Updated: September 4, 2014 5:35PM

The 7th U.S. Circuit Court of Appeals in Chicago has ruled that gay marriage bans in Wisconson and Indiana are unconstitutional.

The unanimous decision by the three-judge panel is yet another in a series of courtroom wins for gay-marriage advocates. Since last year, the vast majority of federal rulings have declared same-sex marriages bans unconstitutional.

The Wisconsin and Indiana cases shifted to Chicago after attorneys general in the states appealed separate lower court rulings in June that tossed the bans. The 7th Circuit stayed those rulings pending its own decision on the cases, which were considered simultaneously.

Between the bans being struck down and the order restating them as the appeals process ran its course, hundreds of gay couple in both states rushed to marry.
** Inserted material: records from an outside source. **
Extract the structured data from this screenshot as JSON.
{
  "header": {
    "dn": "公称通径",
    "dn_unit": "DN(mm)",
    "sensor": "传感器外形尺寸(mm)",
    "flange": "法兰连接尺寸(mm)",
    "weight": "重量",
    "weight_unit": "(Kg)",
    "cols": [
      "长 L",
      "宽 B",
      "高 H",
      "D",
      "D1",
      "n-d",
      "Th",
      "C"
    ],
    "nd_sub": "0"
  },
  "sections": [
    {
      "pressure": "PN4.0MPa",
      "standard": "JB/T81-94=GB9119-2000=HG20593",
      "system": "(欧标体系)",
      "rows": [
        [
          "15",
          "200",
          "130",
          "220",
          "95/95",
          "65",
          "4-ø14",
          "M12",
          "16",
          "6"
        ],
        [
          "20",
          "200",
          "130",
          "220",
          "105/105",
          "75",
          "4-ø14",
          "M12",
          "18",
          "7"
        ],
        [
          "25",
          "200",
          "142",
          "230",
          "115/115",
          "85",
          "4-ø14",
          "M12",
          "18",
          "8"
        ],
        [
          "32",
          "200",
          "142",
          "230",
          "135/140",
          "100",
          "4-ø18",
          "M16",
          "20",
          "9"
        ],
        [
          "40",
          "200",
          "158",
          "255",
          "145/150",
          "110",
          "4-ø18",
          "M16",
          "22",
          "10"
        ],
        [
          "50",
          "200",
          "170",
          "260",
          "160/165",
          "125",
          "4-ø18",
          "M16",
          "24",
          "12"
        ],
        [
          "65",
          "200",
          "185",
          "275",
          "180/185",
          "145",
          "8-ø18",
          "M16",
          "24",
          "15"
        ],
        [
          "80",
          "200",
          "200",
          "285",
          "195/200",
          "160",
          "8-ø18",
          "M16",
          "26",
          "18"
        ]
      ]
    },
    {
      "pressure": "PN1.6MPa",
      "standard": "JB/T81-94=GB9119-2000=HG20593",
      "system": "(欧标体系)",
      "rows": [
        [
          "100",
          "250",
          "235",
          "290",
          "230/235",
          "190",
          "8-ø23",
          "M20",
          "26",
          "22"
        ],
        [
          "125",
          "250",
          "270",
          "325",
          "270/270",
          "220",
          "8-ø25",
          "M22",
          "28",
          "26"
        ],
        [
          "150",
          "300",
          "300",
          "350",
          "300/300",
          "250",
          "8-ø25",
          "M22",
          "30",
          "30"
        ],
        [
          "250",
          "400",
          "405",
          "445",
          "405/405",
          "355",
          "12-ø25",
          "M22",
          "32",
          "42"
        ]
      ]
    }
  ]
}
Those marriages could have been jeopardized had the 7th Circuit restored the bans.

Gay marriage is legal in 19 states and the District of Columbia; momentum is building for more states to recognize it.

When the 7th Circuit heard arguments in the case just last week, Judge Richard Posner seemed dismissive of arguments in favor of keeping the ban.

Posner, appointed by President Ronald Reagan, often cut off Indiana Solicitor General Thomas Fisher, chiding him to answer his questions. Joining Posner on the panel were Ann Claire Williams, a Bill Clinton appointee, and David Hamilton, appointed by President Barack Obama.

In Wisconsin, the constitutional amendment banning same-sex marriage had been approved by voters. In Indiana, it was banned by a state law.

Later Thursday, Indiana Attorney General Greg Zoeller’s office announced he will ask the U.S. Supreme Court to stay the appeals court ruling.

It seems clear, Zoeller said, that the nation’s highest court will have to rule on the gay marriage issue, and he hopes it will decide “sooner rather than later.”